Soru.2 Polislik mesleğinde kaçıncı yılınızdasınız?

Görüşülen personelin görev yıllarına bakıldığında; 1.Kişi: 17 sene, 2.Kişi: 17 sene, 3.Kişi: 7 sene, 4.Kişi: 18 sene, 5.Kişi: 21 sene, 6.Kişi: 25 sene, 7.Kişi: 14 sene, 8.Kişi: 10 sene, 9.Kişi: 6 sene, 10.Kişi: 5 sene

Soru.3 Şuan ki rütbeniz nedir?

1.Kişi: 4. Sınıf emniyet müdürü, 2.Kişi: Emniyet amiri, 3.Kişi: Komiser, 4.Kişi: Komiser yardımcısı, 5.Kişi: Baş polis memuru, 6.Kişi: Polis Memuru, 7.Kişi: Polis Memuru, 8.Kişi: Polis Memuru, 9.Kişi: Polis Memuru, 10.Kişi: Polis Memuru

Soru.4 Sizce Emniyet Teşkilatı eğitimi yeterli düzeyde mi?

Görüşmede 10 personelden 8’i Emniyet Teşkilatı eğitimini yetersiz bulduğunu düşünmektedir. Polislik eğitimi alan bu 8 kişinin eğitimi yetersiz bulması üzerinde düşünülmesi gereken bir konudur.

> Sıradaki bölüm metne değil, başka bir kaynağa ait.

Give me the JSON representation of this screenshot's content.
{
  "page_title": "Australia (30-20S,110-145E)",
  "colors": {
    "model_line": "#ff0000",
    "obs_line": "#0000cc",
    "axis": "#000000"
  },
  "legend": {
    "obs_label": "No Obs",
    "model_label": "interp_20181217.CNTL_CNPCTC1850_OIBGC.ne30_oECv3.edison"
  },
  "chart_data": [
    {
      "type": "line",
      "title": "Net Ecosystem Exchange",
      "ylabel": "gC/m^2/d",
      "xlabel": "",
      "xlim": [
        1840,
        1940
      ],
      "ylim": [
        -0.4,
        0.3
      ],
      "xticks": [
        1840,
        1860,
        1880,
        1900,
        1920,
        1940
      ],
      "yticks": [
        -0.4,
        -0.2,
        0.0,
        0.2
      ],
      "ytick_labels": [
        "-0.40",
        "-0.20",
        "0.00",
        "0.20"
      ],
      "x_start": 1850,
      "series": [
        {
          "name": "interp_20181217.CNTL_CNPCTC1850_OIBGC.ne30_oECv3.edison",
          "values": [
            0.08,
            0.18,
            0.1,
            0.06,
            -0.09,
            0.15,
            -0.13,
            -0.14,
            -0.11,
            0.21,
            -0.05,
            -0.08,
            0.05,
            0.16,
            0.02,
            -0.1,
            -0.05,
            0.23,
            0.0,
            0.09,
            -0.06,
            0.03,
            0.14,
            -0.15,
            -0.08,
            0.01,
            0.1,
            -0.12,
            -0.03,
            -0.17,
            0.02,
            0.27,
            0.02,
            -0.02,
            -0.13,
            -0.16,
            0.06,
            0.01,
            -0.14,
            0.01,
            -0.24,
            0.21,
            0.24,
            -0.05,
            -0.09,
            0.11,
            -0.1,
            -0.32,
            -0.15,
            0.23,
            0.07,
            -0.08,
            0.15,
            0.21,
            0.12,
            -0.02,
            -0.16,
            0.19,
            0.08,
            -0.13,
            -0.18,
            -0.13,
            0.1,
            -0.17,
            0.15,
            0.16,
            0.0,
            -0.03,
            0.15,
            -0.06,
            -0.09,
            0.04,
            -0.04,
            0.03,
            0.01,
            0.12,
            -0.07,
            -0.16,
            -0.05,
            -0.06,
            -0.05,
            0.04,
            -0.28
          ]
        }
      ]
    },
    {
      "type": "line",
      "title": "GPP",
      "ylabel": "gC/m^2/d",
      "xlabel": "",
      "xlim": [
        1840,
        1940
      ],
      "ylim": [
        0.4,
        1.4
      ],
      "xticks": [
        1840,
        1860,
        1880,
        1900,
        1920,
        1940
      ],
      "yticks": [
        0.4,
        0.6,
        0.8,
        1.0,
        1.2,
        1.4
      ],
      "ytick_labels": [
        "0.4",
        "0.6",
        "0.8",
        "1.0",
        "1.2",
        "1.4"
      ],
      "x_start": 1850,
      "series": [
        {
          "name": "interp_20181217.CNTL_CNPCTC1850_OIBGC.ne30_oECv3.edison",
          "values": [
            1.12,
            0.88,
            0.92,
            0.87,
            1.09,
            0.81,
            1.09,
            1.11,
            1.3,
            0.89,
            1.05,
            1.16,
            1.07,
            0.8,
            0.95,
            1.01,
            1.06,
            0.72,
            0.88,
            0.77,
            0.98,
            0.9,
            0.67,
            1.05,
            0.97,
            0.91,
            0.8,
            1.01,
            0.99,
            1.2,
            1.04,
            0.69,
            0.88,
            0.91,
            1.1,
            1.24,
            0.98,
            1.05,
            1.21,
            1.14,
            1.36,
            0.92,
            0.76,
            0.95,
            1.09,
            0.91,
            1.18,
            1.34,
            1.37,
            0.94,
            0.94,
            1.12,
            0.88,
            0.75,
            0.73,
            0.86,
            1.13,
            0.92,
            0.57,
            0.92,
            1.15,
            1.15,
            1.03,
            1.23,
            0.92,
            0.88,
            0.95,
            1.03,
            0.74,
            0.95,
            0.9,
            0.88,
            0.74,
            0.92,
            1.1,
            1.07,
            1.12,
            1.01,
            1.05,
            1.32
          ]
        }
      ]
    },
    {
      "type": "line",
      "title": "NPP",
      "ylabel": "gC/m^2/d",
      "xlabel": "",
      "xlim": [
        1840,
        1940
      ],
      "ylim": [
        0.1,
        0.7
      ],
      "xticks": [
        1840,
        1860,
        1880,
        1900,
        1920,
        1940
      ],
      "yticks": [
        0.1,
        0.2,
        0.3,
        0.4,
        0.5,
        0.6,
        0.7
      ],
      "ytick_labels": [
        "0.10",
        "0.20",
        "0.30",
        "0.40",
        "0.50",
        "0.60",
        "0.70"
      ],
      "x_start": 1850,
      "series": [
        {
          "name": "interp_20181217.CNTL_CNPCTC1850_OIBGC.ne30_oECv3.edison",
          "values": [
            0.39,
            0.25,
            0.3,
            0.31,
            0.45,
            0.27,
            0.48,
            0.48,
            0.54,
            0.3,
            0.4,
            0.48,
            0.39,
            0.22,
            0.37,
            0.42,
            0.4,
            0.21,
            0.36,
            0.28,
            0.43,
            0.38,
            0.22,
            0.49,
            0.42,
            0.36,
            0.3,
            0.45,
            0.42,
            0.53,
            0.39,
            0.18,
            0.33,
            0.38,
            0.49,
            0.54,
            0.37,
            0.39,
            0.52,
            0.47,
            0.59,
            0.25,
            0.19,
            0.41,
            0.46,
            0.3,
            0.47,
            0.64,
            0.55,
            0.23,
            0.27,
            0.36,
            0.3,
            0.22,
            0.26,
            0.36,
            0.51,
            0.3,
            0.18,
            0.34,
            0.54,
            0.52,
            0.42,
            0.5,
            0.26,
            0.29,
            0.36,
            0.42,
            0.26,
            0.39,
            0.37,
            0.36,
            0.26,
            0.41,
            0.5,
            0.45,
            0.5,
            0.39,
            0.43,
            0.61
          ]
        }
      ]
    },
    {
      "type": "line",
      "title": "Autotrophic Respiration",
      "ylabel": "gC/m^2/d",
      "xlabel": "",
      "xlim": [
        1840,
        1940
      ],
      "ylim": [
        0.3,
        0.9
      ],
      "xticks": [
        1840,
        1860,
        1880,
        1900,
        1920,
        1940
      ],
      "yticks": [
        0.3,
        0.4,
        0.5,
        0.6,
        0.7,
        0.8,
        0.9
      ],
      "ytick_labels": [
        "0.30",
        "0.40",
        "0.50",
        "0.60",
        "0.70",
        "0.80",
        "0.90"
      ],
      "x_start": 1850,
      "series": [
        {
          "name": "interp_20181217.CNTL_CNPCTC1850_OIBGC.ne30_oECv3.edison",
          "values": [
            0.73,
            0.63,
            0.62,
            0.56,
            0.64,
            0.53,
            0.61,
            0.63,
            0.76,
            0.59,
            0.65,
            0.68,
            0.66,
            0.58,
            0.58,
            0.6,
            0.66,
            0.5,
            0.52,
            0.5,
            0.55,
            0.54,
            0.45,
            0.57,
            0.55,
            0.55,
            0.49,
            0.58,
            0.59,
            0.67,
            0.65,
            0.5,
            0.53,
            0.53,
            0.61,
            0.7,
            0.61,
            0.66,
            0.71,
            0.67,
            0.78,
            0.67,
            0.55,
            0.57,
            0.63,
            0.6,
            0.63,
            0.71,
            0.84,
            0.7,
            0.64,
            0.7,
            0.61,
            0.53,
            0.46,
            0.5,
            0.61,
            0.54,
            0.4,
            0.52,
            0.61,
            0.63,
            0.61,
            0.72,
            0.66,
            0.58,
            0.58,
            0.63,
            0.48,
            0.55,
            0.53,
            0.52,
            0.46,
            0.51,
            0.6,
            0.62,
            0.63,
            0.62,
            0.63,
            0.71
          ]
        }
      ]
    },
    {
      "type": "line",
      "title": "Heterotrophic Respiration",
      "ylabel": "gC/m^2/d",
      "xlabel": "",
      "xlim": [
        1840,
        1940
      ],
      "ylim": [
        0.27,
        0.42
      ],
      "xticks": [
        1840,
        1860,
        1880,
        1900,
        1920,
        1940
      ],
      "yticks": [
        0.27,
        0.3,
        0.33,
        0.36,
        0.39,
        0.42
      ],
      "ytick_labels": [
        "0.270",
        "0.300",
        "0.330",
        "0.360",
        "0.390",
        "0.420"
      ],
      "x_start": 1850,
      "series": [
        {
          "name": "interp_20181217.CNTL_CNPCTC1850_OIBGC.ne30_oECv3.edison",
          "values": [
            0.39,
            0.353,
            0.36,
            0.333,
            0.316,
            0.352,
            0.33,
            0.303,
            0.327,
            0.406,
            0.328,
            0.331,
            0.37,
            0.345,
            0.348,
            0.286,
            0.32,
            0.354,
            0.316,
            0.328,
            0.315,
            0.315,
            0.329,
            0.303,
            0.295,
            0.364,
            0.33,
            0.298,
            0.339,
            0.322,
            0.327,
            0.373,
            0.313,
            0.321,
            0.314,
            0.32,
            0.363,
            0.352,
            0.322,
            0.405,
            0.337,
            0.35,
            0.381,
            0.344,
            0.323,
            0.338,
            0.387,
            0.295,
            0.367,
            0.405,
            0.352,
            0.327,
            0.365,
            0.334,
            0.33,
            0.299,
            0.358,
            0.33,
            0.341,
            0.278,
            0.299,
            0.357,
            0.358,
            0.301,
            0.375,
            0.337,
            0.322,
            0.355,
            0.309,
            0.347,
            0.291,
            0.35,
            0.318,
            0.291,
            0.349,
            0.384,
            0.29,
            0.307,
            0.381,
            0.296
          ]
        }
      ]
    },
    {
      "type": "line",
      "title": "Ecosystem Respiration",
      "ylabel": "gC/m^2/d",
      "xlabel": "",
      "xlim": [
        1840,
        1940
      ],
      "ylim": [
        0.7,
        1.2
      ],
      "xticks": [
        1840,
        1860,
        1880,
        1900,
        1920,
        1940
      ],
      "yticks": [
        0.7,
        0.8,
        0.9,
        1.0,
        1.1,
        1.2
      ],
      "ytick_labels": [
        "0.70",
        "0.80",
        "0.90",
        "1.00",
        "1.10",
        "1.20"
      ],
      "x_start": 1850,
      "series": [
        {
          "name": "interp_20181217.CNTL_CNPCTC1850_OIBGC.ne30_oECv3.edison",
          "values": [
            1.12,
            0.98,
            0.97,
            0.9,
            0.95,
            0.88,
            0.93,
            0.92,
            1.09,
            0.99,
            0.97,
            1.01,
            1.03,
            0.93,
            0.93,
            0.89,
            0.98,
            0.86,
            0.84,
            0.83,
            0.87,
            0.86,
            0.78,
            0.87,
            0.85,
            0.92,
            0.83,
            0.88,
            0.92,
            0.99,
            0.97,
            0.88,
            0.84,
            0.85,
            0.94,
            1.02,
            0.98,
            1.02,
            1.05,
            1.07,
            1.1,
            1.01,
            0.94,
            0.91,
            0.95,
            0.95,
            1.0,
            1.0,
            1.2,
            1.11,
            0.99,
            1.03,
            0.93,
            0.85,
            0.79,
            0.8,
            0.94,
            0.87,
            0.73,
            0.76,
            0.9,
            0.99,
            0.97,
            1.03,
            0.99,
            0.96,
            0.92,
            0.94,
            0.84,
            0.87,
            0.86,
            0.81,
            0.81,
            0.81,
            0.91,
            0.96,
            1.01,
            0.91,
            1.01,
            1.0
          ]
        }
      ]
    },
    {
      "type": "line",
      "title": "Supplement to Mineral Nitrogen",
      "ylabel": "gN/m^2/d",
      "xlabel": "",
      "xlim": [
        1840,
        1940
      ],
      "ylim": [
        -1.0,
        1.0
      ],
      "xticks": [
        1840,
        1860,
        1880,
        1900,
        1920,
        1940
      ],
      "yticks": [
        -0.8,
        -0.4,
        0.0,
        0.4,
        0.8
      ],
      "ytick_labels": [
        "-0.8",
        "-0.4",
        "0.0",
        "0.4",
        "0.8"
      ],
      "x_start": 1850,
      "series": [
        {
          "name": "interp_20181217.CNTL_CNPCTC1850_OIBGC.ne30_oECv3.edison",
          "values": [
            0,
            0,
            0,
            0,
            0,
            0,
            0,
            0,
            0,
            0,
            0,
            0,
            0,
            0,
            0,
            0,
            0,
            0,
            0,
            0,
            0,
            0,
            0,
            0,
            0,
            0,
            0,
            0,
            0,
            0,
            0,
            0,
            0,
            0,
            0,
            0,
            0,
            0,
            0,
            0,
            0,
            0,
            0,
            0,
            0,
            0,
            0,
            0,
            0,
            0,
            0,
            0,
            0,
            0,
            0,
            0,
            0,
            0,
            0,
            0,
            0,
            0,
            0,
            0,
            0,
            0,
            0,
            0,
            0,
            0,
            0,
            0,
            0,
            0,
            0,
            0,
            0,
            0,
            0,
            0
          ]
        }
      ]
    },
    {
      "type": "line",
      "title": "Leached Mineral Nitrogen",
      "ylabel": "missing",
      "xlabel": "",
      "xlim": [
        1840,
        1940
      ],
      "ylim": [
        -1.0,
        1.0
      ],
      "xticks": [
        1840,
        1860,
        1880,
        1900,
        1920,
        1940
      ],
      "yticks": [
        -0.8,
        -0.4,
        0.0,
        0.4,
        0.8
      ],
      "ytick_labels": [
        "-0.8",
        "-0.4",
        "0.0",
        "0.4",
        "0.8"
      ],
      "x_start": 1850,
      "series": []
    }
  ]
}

Soru.5 Sizce polis okulunda almış olduğunuz eğitim meslek hayatınızda pratikte karşılaştığınız olaylar ve sorunlar karşısında çözüm üretmede size katkı sağladı mı?

Görüşmede 10 personelden 8’i polis okulunda almış olduğu eğitimin meslek hayatında pratikte karşılaştığı olaylar ve sorunlar karşısında çözüm üretmede yetersiz kaldığı görüşündedir. Görüşmenin genelinde polis okulları eğitimlerinin pratik anlamında olmadığı ve gerçek hayatta uygulama safhasında yetersiz kaldığı yönündedir. Bu anlamda Emniyet

(5)

tarzı hakkında ve görev yapacağı coğrafi koşullar hakkında ayrıntılı bilgi sahibi olacaktır. Bu polise görev sahasında gerek arazide hareket kabiliyeti sağlayabileceği gibi pratikte vatandaşla anlaşmasında ve iş birliğinde kolaylık sağlayacaktır.

Soru.6 Polis teşkilatı suç ve suçlularla mücadele etmek için birçok proje üretmekte ve uygulamaya koymaktadır. Bunlardan bir kaçını sayabilir misiniz?

Görüşmede 10 personelden 5’i bu projelerden birer örnek verebilirken, diğer 5’i örnek verememiştir. Bu anlamda emniyet genel müdürlüğü ürettiği projelerle ilgili çalışmalarını personeline duyurma ve personelini bu projelere dâhil etme anlamında biraz daha fazla çaba sarf edebilir. Suç coğrafyası eğitimi eğer ileri ki süreçlerde Emniyet Teşkilatı eğitiminde hayat bulma şansı yakalayabilirse, projenin başarısı personeli bu projeye dâhil etmesiyle sağlanabilecektir. Bu ise gerek meslek öncesi polis okulları eğitimiyle, gerekse de meslek içi eğitimlerle sağlayabilir.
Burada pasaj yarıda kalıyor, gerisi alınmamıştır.